Kapa‘a High School tops others in ‘Bank for Education’

KAPA‘A — Rich Wacker, president and CEO of American Savings Bank, presented Daniel Hamada, Kapa‘a High School principal, a check for $10,000 on Friday.

Kapa‘a High School for a second year was named recipient of the American Savings Bank’s Bank for Education award after accumulating the highest number of customer designations among schools in Kaua‘i County.

Awards also went to Konawaena High School in Hawai‘i County, Maui Adventist School in Maui County and Farrington High School in Honolulu County.

“American Savings Bank is proud to have awarded a total of $224,370 to 205 public and private schools across the state under the Bank for Education program,” Kaulana Park, the bank’s senior vice president and director of community and business development, states in a news release.

 “Between Sept. 16 and Dec. 15, customers opening new accounts could designate a participating school which could receive up to $40 when a customer opened a new qualifying personal bank account and conducted the necessary transactions.”

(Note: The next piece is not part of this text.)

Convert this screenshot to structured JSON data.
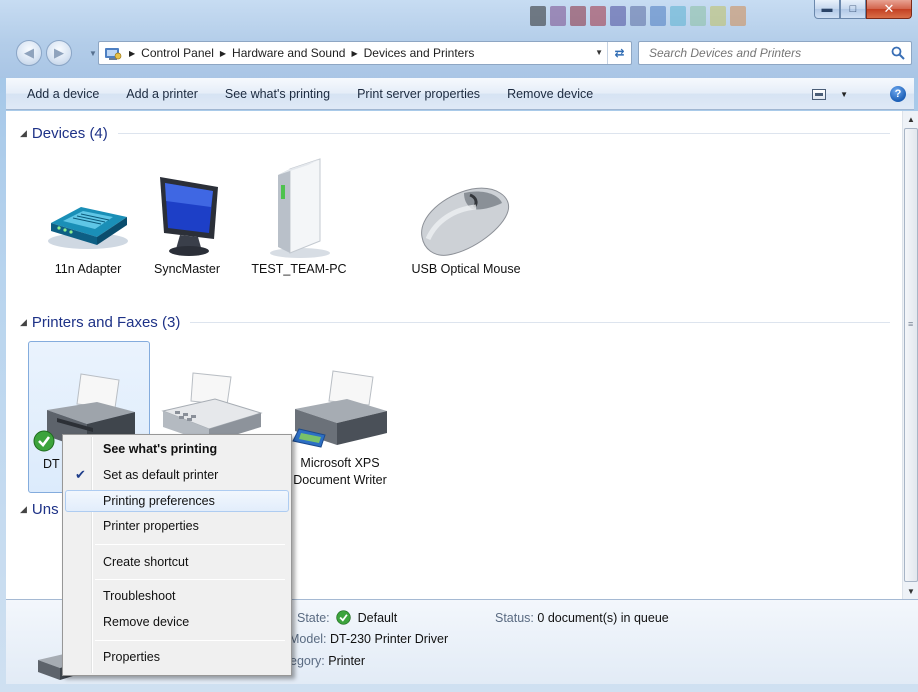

In addition to the $10,000 prize for the county winners, ASB awarded $50,000 to schools receiving the most designations in its enrollment category.

Those winners included Kamiloiki Elementary School, Our Lady of Good Counsel and St. Louis School.

Kapa‘a High School, in addition to its $10,000 award, also received $340 from bank customer transactions and designations — the most on Kaua‘i, according to the ASB website. Some of the other Kaua‘i schools earning funds under the ASB Bank for Education program included Kapa‘a Elementary School ($130), Island School ($60), Koloa Elementary School ($80),  ‘Ele‘ele Elementary School ($50), Olelo Christian Academy ($40), Chiefess Kamakahelei Middle School ($20), King Kaumuali‘i Elementary School ($170), Kalaheo Elementary School ($150), Kaua‘i High School ($140) and Waimea High School ($100).

Daniel Hamada, principal of Kapa‘a High School, said last year’s prize was used to help students transition from heavy textbooks and into more paperless leaing, utilizing devices such as iPads. Funds were also used to help re-wire the school, a project which is currently under way, to improve the wireless environment to enhance the move to electronic learning devices.

He called on student representatives of each class to demonstrate student-created projects, led by David Morales, a Kapa‘a English teacher and the school’s technical director.

“Students use smart phones on a daily basis for a multitude of tasks,” Hamada said. “It is important to try and stay one step ahead of the game when there are so many changes taking place in education.”